I guess what gets me here is that Dungeons and Dragons has to do with a fantasy world and things that obviously don’t exist. It has nothing to do with reality, it is, indeed, just a game. You are not any more a wizard than you are a robber if you are playing cops and robbers as a child.
What amazes me is that we spend so much time on assuming that if there are wizards and sorcerers in the game there must be some kind of mystical metatext that will slowly erode the will of our children when we can see, clearly, the work of Satan in our modern world.
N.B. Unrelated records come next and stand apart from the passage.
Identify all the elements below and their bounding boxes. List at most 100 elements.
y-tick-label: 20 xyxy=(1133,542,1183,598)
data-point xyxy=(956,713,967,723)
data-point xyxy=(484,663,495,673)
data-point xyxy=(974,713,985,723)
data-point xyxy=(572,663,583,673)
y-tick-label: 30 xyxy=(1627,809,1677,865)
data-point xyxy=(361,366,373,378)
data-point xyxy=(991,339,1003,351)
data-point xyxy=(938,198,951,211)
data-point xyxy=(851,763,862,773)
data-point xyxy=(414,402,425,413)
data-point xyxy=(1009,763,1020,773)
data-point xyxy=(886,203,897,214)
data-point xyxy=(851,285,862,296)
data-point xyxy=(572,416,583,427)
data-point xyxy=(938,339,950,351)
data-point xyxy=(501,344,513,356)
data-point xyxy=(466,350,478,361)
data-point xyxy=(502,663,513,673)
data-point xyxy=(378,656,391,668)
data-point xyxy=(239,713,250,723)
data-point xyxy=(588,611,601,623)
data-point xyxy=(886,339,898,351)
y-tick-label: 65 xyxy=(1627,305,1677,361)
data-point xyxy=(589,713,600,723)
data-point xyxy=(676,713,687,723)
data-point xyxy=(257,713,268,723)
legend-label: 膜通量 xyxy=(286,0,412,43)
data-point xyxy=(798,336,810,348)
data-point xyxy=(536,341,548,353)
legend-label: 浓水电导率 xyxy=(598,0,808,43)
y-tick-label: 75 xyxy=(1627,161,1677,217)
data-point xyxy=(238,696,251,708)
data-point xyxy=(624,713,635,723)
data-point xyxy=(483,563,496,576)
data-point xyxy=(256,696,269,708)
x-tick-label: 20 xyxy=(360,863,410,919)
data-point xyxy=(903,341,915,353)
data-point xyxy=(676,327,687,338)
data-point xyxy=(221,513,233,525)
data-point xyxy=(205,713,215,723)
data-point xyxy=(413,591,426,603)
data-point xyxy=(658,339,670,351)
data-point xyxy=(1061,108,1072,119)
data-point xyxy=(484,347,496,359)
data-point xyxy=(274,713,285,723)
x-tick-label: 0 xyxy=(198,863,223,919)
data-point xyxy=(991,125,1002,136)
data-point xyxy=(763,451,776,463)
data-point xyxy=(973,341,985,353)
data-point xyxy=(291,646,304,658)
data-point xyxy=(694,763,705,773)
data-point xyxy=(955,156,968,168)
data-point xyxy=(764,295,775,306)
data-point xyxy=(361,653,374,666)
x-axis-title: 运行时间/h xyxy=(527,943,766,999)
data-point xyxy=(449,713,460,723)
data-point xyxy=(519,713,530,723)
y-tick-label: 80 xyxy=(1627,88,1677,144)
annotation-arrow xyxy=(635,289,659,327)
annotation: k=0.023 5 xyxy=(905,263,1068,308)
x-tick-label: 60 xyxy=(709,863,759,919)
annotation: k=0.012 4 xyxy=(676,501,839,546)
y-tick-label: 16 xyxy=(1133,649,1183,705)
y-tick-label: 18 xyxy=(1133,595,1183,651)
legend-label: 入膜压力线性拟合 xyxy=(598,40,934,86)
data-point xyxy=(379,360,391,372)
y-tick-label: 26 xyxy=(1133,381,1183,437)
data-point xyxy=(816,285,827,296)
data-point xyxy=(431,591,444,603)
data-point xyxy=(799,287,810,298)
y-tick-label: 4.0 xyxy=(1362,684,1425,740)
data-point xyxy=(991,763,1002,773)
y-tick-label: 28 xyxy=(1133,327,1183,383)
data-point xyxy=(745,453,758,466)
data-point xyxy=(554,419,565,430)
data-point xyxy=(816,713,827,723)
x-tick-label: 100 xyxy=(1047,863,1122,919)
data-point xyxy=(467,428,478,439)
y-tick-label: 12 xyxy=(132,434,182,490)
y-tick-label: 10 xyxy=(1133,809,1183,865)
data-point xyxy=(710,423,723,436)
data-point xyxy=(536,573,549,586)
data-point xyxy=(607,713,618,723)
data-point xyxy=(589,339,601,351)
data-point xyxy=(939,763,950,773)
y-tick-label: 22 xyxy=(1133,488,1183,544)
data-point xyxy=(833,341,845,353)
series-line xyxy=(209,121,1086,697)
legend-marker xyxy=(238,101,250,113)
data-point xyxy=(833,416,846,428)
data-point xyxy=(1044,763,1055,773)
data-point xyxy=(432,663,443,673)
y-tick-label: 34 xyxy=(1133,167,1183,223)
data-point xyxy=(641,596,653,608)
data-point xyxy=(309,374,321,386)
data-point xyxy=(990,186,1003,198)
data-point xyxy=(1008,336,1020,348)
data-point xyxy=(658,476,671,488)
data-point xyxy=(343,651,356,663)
Our children are listening to hip hop music that glorifies sex, drugs, and materialism, and does so by promoting such things IN THE REAL WOLRD. Our children are so poorly catechised that they get more (wrong) information about the Roman Catholic Church from movies like The Order, Stigmata, and unfortunately the upcoming DaVinci Code than from teachers that worry about showing them the faith.
In a way, the reason I still play is that I can participate in story telling that still shows that good wins out over evil, and that heroes can still strive to make a difference. If D&D is wrong for using gods and magic, then using Allegory at all must be wrong. That, to me, seems to imply that all Christian art then must be firmly rooted in reality with no allusions what so ever to anything non-Christian. This doesn’t just eliminate things like Tolkien and C.S. Lewis (hey, just because Aslan was suppose to be Jesus, the fact is that you have magic, witches, and talking animals . . . none of that is in the Bible), but Shakespere, mythology, and a good deal of classical music as well, not to mention famous works of art.
Yes, some poeple can use role playing games to reinforce negative things in their lives. But people can use neutral tools to do many things of this nature in life. This is just one of them.